Du coup ils dessinent pour eux, pour leur plaisir, pour se créer un univers, pour jouer. Les dessins de leurs combats moyenâgeux sont tout simplement extraordinaires, inracontables mais à voir de toute urgence ! Dès leur arrivée à l’école, ils dessinent contre trois billes, cinq pièces, une bise… bref, ils découvrent que ce talent peut être unique, étonnant, que cela peut les conduire loin…

C’est Piero qui ira faire des études aux beaux-Arts car la famille ne peut pas payer les études à tous les deux. Edmond sera comptable, au moins un métier qui fait vivre, Piero sera artiste ! Pourtant, c’est Edmond qui est devenu auteur de bandes dessinées… raconter des histoires en dessinant ne serait pas de l’art ?

Vous comprendrez les raisons de tout cela en lisant Piero, mais vous mesurerez, aussi, la qualité graphique de cet auteur. Piero, récit autobiographique rêvé et fantasmé, est entièrement en noir et blanc, avec une qualité de la narration graphique étonnante et touchante. Quant au récit lui-même, entre réalité et fiction, il est tout simplement bouleversant. J’ai adoré et il reste pour moi un des meilleurs exemples de cette nouvelle bande dessinée, celle qui se passe des gros nez et de l’humour facile.

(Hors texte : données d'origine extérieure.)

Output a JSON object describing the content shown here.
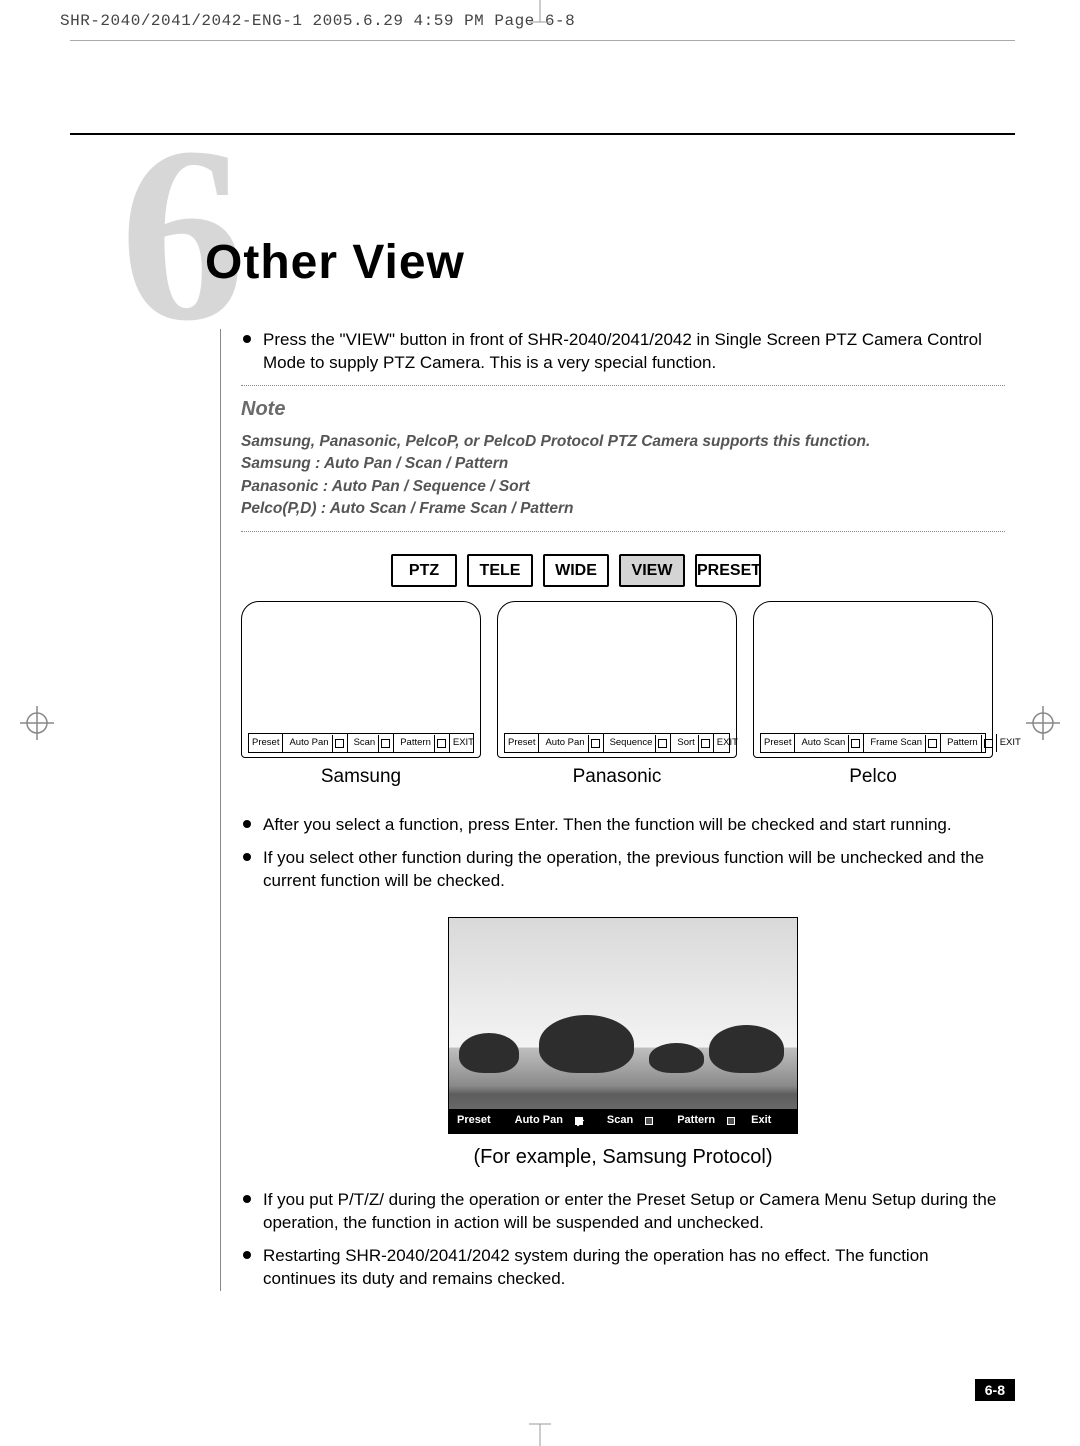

Prenez le temps de découvrir cet Edmond Baudoin et vous deviendrez comme beaucoup des lecteurs assidus d’une bande dessinée qui a gagné ses lettres de noblesse, qui est devenue adulte tout simplement !
De la poésie, des souvenirs d'enfance et deux frères fusionnels 10 étoiles

Piero, c'est le petit frère de Momon, diminutif d'Edmond, Edmond Baudoin, le grand dessinateur. Dans cette oeuvre, on suit la relation qui unit ces deux frères, mais surtout leur relation au dessin. L'imagination des enfants est projetée sur le papier, sur ces dessins qui donnent vie à leur univers enfantin. Le dessin les isole parfois des autres garçons de leur âge, et paradoxalement les rend intéressants par leur talent.

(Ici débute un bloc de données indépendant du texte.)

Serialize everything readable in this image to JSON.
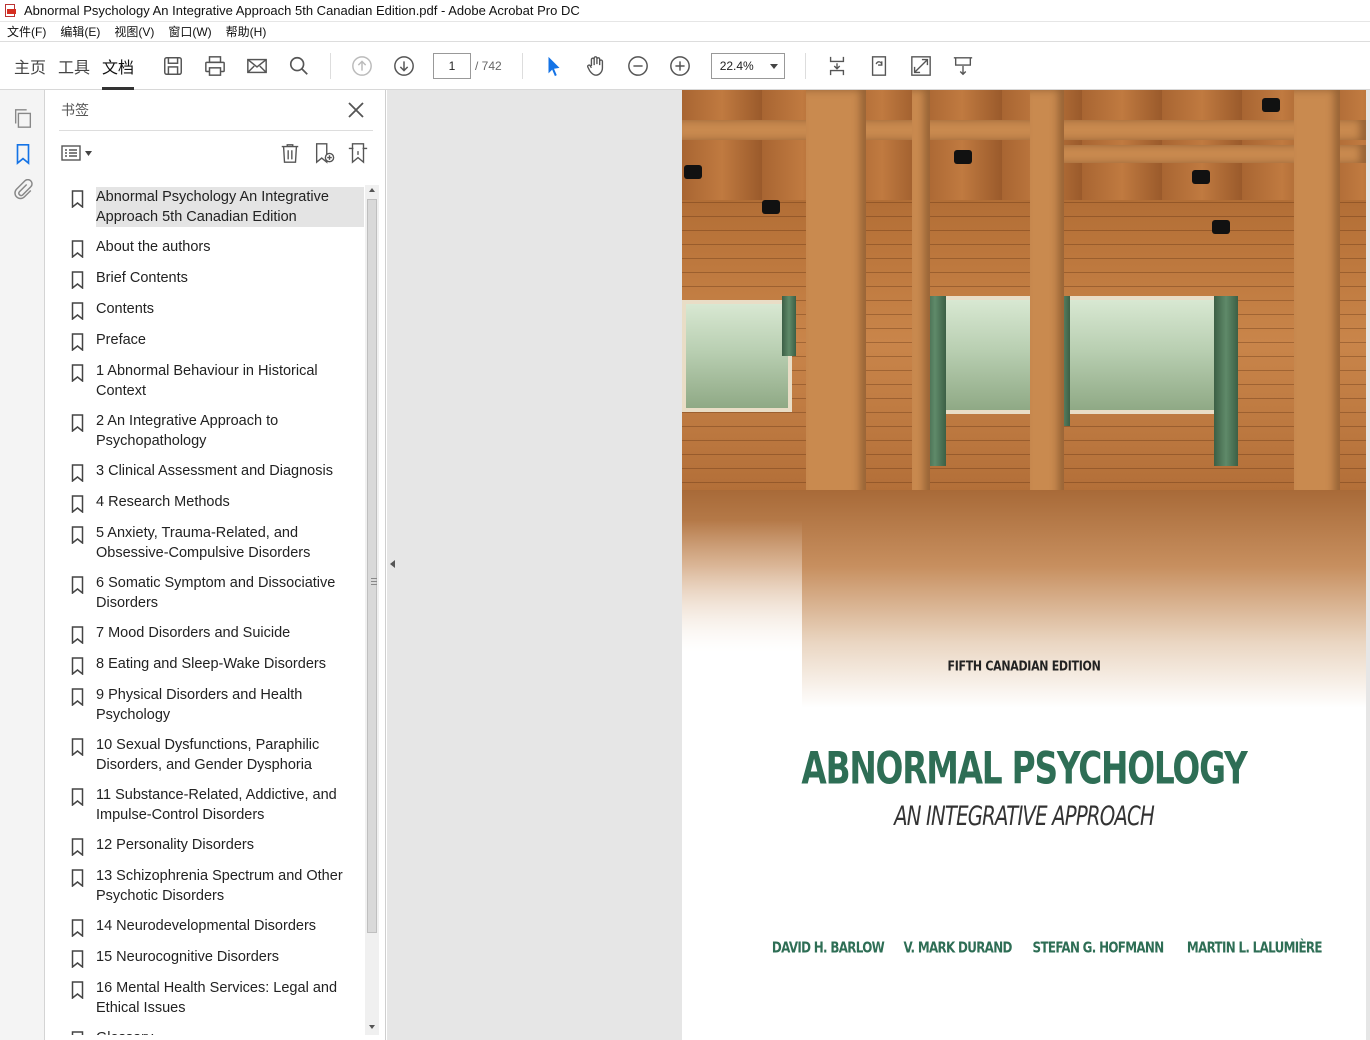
{
  "window": {
    "title": "Abnormal Psychology An Integrative Approach 5th Canadian Edition.pdf - Adobe Acrobat Pro DC"
  },
  "menubar": {
    "items": [
      "文件(F)",
      "编辑(E)",
      "视图(V)",
      "窗口(W)",
      "帮助(H)"
    ]
  },
  "toolbar": {
    "tabs": [
      "主页",
      "工具",
      "文档"
    ],
    "active_tab": "文档",
    "current_page": "1",
    "total_pages": "/ 742",
    "zoom": "22.4%"
  },
  "bookmarks_panel": {
    "title": "书签",
    "items": [
      "Abnormal Psychology An Integrative Approach 5th Canadian Edition",
      "About the authors",
      "Brief Contents",
      "Contents",
      "Preface",
      "1 Abnormal Behaviour in Historical Context",
      "2 An Integrative Approach to Psychopathology",
      "3 Clinical Assessment and Diagnosis",
      "4 Research Methods",
      "5 Anxiety, Trauma-Related, and Obsessive-Compulsive Disorders",
      "6 Somatic Symptom and Dissociative Disorders",
      "7 Mood Disorders and Suicide",
      "8 Eating and Sleep-Wake Disorders",
      "9 Physical Disorders and Health Psychology",
      "10 Sexual Dysfunctions, Paraphilic Disorders, and Gender Dysphoria",
      "11 Substance-Related, Addictive, and Impulse-Control Disorders",
      "12 Personality Disorders",
      "13 Schizophrenia Spectrum and Other Psychotic Disorders",
      "14 Neurodevelopmental Disorders",
      "15 Neurocognitive Disorders",
      "16 Mental Health Services: Legal and Ethical Issues",
      "Glossary"
    ],
    "selected_index": 0
  },
  "cover": {
    "edition": "FIFTH CANADIAN EDITION",
    "title": "ABNORMAL PSYCHOLOGY",
    "subtitle": "AN INTEGRATIVE APPROACH",
    "authors": [
      "DAVID H. BARLOW",
      "V. MARK DURAND",
      "STEFAN G. HOFMANN",
      "MARTIN L.  LALUMIÈRE"
    ]
  },
  "colors": {
    "cover_green": "#2e6e55",
    "accent_blue": "#1473e6"
  }
}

Une grande partie de ce roman graphique m'a rappelé les textes autobiographiques de Marcel Pagnol : le monde de l'enfance, la poésie présente dans le quotidien comme dans ces feuilles mortes, les souvenirs poignants et touchants ... L'oeuvre se différencie tout de même des textes du grand romancier par cette place accordée à l'imagination qui modifie presque notre perception du réel.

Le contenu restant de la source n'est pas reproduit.